The bulk of evidence coming from ALife work, including the one described here, supports the g-t-r hypothesis of Universal Darwinism: it is plausible that selection and recombination, in the scope of a challenging environment, can lead to increasing levels of complexity. But it also shows that this is still a crude model of evolution. Two big questions remain:
Take the genome of mammals as an example. It is organized to protect a core part of the genotype, while encouraging mutation on regulation factors. The result is a basic template that allows the exploration of morphology without changing the basic components [17]. Horizontal gene transfer, which leads to inter-species recombinations, has been controlled by sexual reproduction, to make it happen only within the species. Thus not only emergent complex components have been found, such as organs, but they have been incorporated into the representation, and the language of mutation and recombination itself has been reformulated.

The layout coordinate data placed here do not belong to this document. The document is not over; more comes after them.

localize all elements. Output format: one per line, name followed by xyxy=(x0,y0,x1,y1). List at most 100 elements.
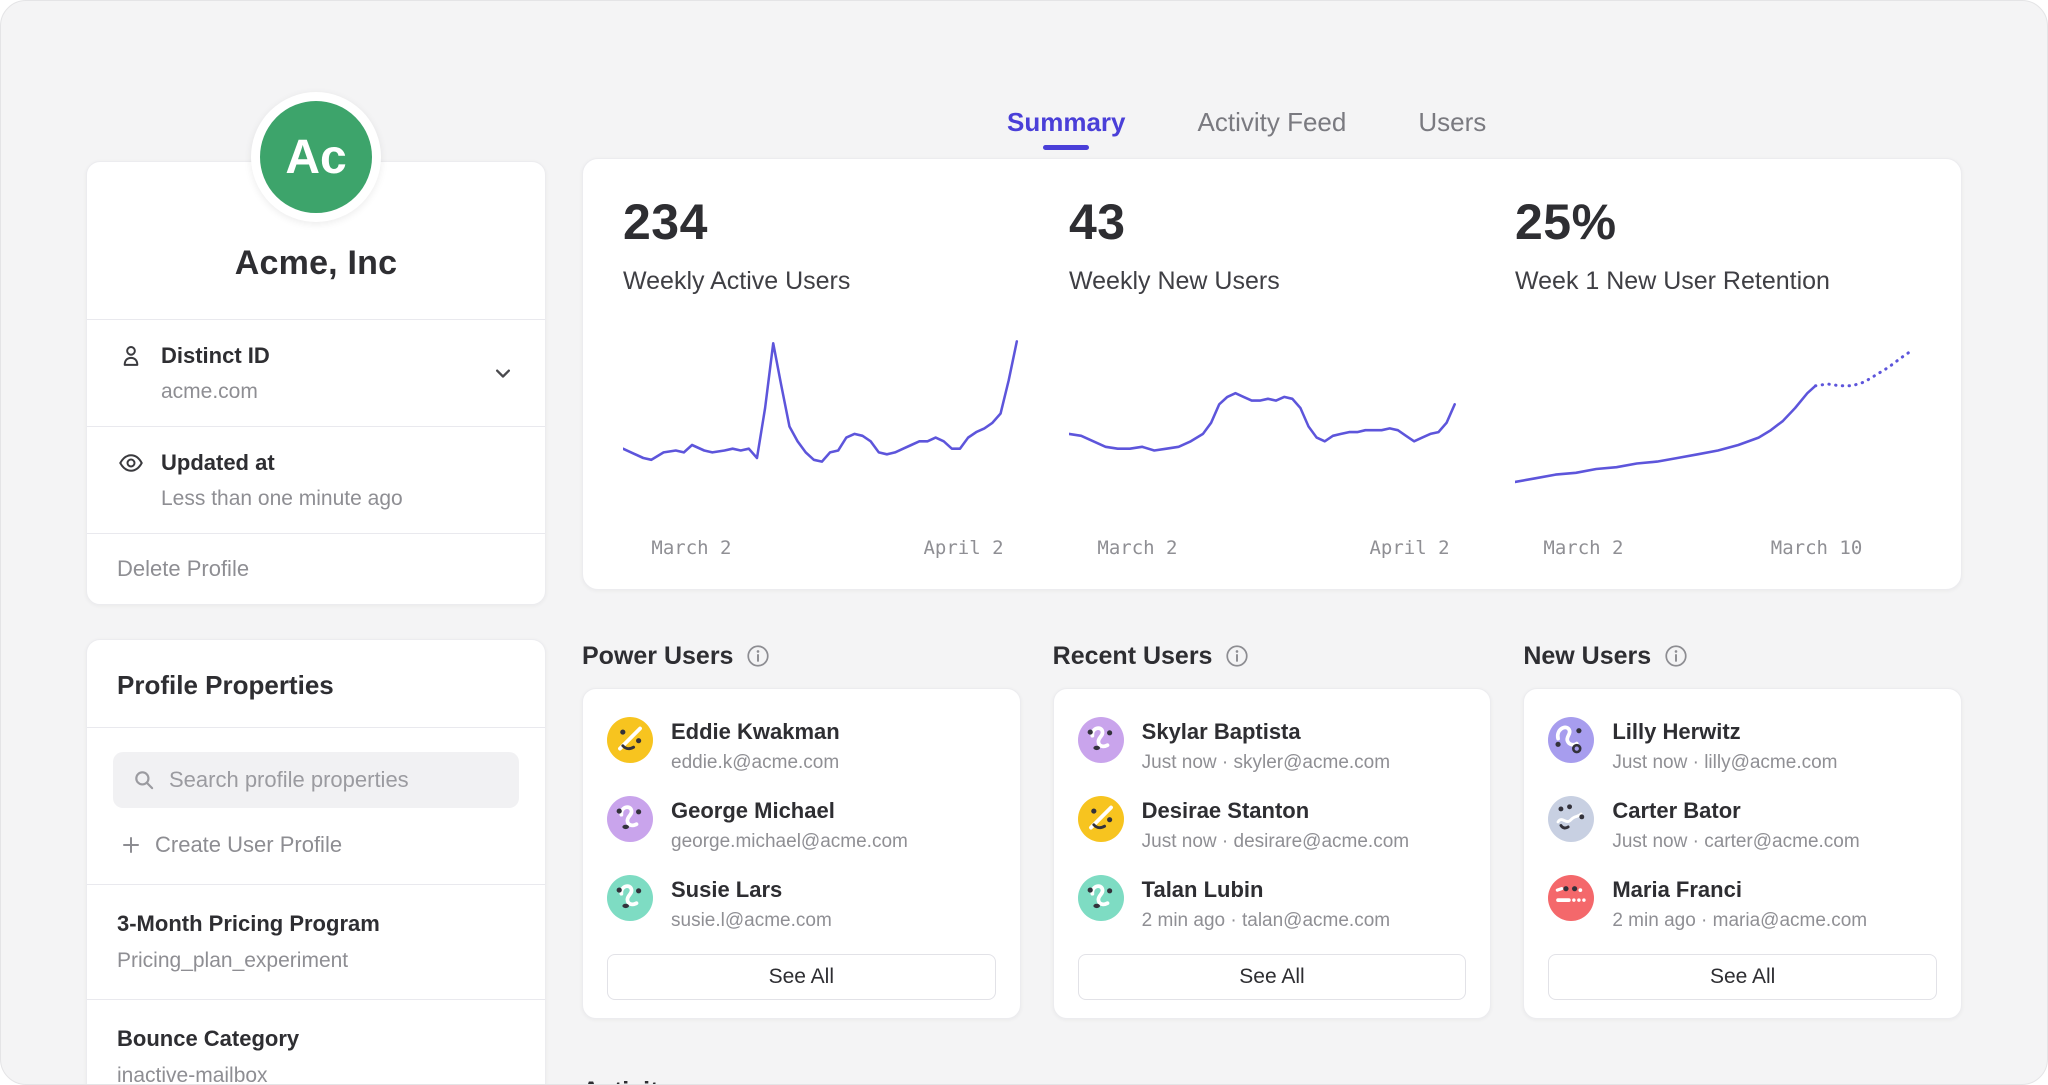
search-input[interactable] xyxy=(169,767,501,793)
user-list-item[interactable]: Eddie Kwakman eddie.k@acme.com xyxy=(607,717,996,783)
property-row[interactable]: 3-Month Pricing Program Pricing_plan_exp… xyxy=(87,884,545,999)
user-name: Eddie Kwakman xyxy=(671,719,840,745)
user-list-item[interactable]: Talan Lubin 2 min ago · talan@acme.com xyxy=(1078,875,1467,941)
user-name: Carter Bator xyxy=(1612,798,1859,824)
info-icon[interactable] xyxy=(1224,643,1250,669)
metric-week1-retention: 25% Week 1 New User Retention March 2Mar… xyxy=(1495,193,1941,563)
user-avatar-face xyxy=(607,796,653,842)
metric-value: 234 xyxy=(623,193,1029,251)
user-list-item[interactable]: Maria Franci 2 min ago · maria@acme.com xyxy=(1548,875,1937,941)
user-name: Skylar Baptista xyxy=(1142,719,1390,745)
recent-users-section: Recent Users Skylar Baptista Just now · … xyxy=(1053,640,1492,1019)
user-list-item[interactable]: Susie Lars susie.l@acme.com xyxy=(607,875,996,941)
see-all-button[interactable]: See All xyxy=(1548,954,1937,1000)
chart-line-solid xyxy=(623,341,1017,461)
see-all-button[interactable]: See All xyxy=(607,954,996,1000)
user-avatar-face xyxy=(1078,875,1124,921)
info-icon[interactable] xyxy=(1663,643,1689,669)
property-value: inactive-mailbox xyxy=(117,1064,515,1085)
section-title: New Users xyxy=(1523,642,1651,671)
x-tick-label: March 2 xyxy=(1543,537,1623,559)
plus-icon xyxy=(119,833,143,857)
delete-profile-button[interactable]: Delete Profile xyxy=(87,533,545,604)
user-avatar-face xyxy=(1078,796,1124,842)
x-axis-ticks: March 2 April 2 xyxy=(623,533,1029,563)
chart-line-solid xyxy=(1515,386,1815,482)
user-name: Lilly Herwitz xyxy=(1612,719,1837,745)
summary-card: 234 Weekly Active Users March 2 April 2 4… xyxy=(582,158,1962,590)
user-subtitle: Just now · skyler@acme.com xyxy=(1142,752,1390,774)
power-users-card: Eddie Kwakman eddie.k@acme.com George Mi… xyxy=(582,688,1021,1019)
power-users-section: Power Users Eddie Kwakman eddie.k@acme.c… xyxy=(582,640,1021,1019)
property-value: Pricing_plan_experiment xyxy=(117,949,515,973)
tab-users[interactable]: Users xyxy=(1418,107,1486,158)
property-row[interactable]: Bounce Category inactive-mailbox xyxy=(87,999,545,1085)
metric-label: Weekly Active Users xyxy=(623,267,1029,296)
updated-at-value: Less than one minute ago xyxy=(161,487,515,511)
x-tick-label: March 2 xyxy=(1097,537,1177,559)
user-list-item[interactable]: George Michael george.michael@acme.com xyxy=(607,796,996,862)
sidebar: Ac Acme, Inc Distinct ID acme.com xyxy=(86,1,546,1084)
create-user-profile-button[interactable]: Create User Profile xyxy=(113,808,519,884)
user-subtitle: 2 min ago · talan@acme.com xyxy=(1142,910,1390,932)
distinct-id-value: acme.com xyxy=(161,380,515,404)
main-content: Summary Activity Feed Users 234 Weekly A… xyxy=(582,1,1962,1084)
user-subtitle: Just now · lilly@acme.com xyxy=(1612,752,1837,774)
user-avatar-face xyxy=(607,875,653,921)
activity-section-title: Activity xyxy=(582,1077,1962,1085)
distinct-id-row: Distinct ID acme.com xyxy=(87,319,545,426)
tab-summary[interactable]: Summary xyxy=(1007,107,1126,158)
new-users-section: New Users Lilly Herwitz Just now · lilly… xyxy=(1523,640,1962,1019)
profile-properties-search xyxy=(113,752,519,808)
user-subtitle: eddie.k@acme.com xyxy=(671,752,840,774)
x-tick-label: April 2 xyxy=(923,537,1003,559)
metric-weekly-active-users: 234 Weekly Active Users March 2 April 2 xyxy=(603,193,1049,563)
user-list-item[interactable]: Skylar Baptista Just now · skyler@acme.c… xyxy=(1078,717,1467,783)
chevron-down-icon[interactable] xyxy=(489,359,517,387)
updated-at-label: Updated at xyxy=(161,450,275,476)
updated-at-row: Updated at Less than one minute ago xyxy=(87,426,545,533)
x-axis-ticks: March 2 March 10 xyxy=(1515,533,1921,563)
x-tick-label: April 2 xyxy=(1369,537,1449,559)
info-icon[interactable] xyxy=(745,643,771,669)
company-avatar: Ac xyxy=(251,92,381,222)
tab-bar: Summary Activity Feed Users xyxy=(582,1,1962,158)
chart-line-dotted xyxy=(1815,353,1908,386)
weekly-active-users-chart xyxy=(623,334,1029,519)
user-list-item[interactable]: Carter Bator Just now · carter@acme.com xyxy=(1548,796,1937,862)
new-users-card: Lilly Herwitz Just now · lilly@acme.com … xyxy=(1523,688,1962,1019)
user-subtitle: Just now · carter@acme.com xyxy=(1612,831,1859,853)
user-subtitle: susie.l@acme.com xyxy=(671,910,832,932)
metric-value: 25% xyxy=(1515,193,1921,251)
profile-card: Ac Acme, Inc Distinct ID acme.com xyxy=(86,161,546,605)
user-name: Talan Lubin xyxy=(1142,877,1390,903)
recent-users-card: Skylar Baptista Just now · skyler@acme.c… xyxy=(1053,688,1492,1019)
create-user-profile-label: Create User Profile xyxy=(155,832,342,858)
chart-line-solid xyxy=(1069,393,1455,450)
section-title: Recent Users xyxy=(1053,642,1213,671)
see-all-button[interactable]: See All xyxy=(1078,954,1467,1000)
property-label: 3-Month Pricing Program xyxy=(117,911,515,937)
user-name: Susie Lars xyxy=(671,877,832,903)
property-label: Bounce Category xyxy=(117,1026,515,1052)
metric-label: Weekly New Users xyxy=(1069,267,1475,296)
x-tick-label: March 10 xyxy=(1771,537,1863,559)
x-tick-label: March 2 xyxy=(651,537,731,559)
user-subtitle: Just now · desirare@acme.com xyxy=(1142,831,1409,853)
user-subtitle: george.michael@acme.com xyxy=(671,831,908,853)
profile-properties-title: Profile Properties xyxy=(87,640,545,727)
user-name: Maria Franci xyxy=(1612,877,1867,903)
week1-retention-chart xyxy=(1515,334,1921,519)
user-avatar-face xyxy=(1078,717,1124,763)
profile-properties-card: Profile Properties Cr xyxy=(86,639,546,1085)
person-icon xyxy=(117,342,145,370)
weekly-new-users-chart xyxy=(1069,334,1475,519)
user-list-item[interactable]: Desirae Stanton Just now · desirare@acme… xyxy=(1078,796,1467,862)
user-name: George Michael xyxy=(671,798,908,824)
user-avatar-face xyxy=(1548,796,1594,842)
user-list-item[interactable]: Lilly Herwitz Just now · lilly@acme.com xyxy=(1548,717,1937,783)
user-avatar-face xyxy=(607,717,653,763)
tab-activity-feed[interactable]: Activity Feed xyxy=(1198,107,1347,158)
search-icon xyxy=(131,767,157,793)
metric-value: 43 xyxy=(1069,193,1475,251)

Coevolution (as a subfield of evolutionary computation) has obtained interesting results that could be pointing in the right general direction. These experiments do not have a drastic agent/environment distinction. Instead, the environment is the result of the collective behavior of the population. This configuration, when successful, creates a continuous challenge at the right level, leading to agents that climb the ladder of complexity. Coevolution thus breaks the first mold, that of a changing agent in a rigid environment. But real evolution involves simultaneous co-adaptation throughout all levels of organization, from the individual gene to the symbiotic association of species.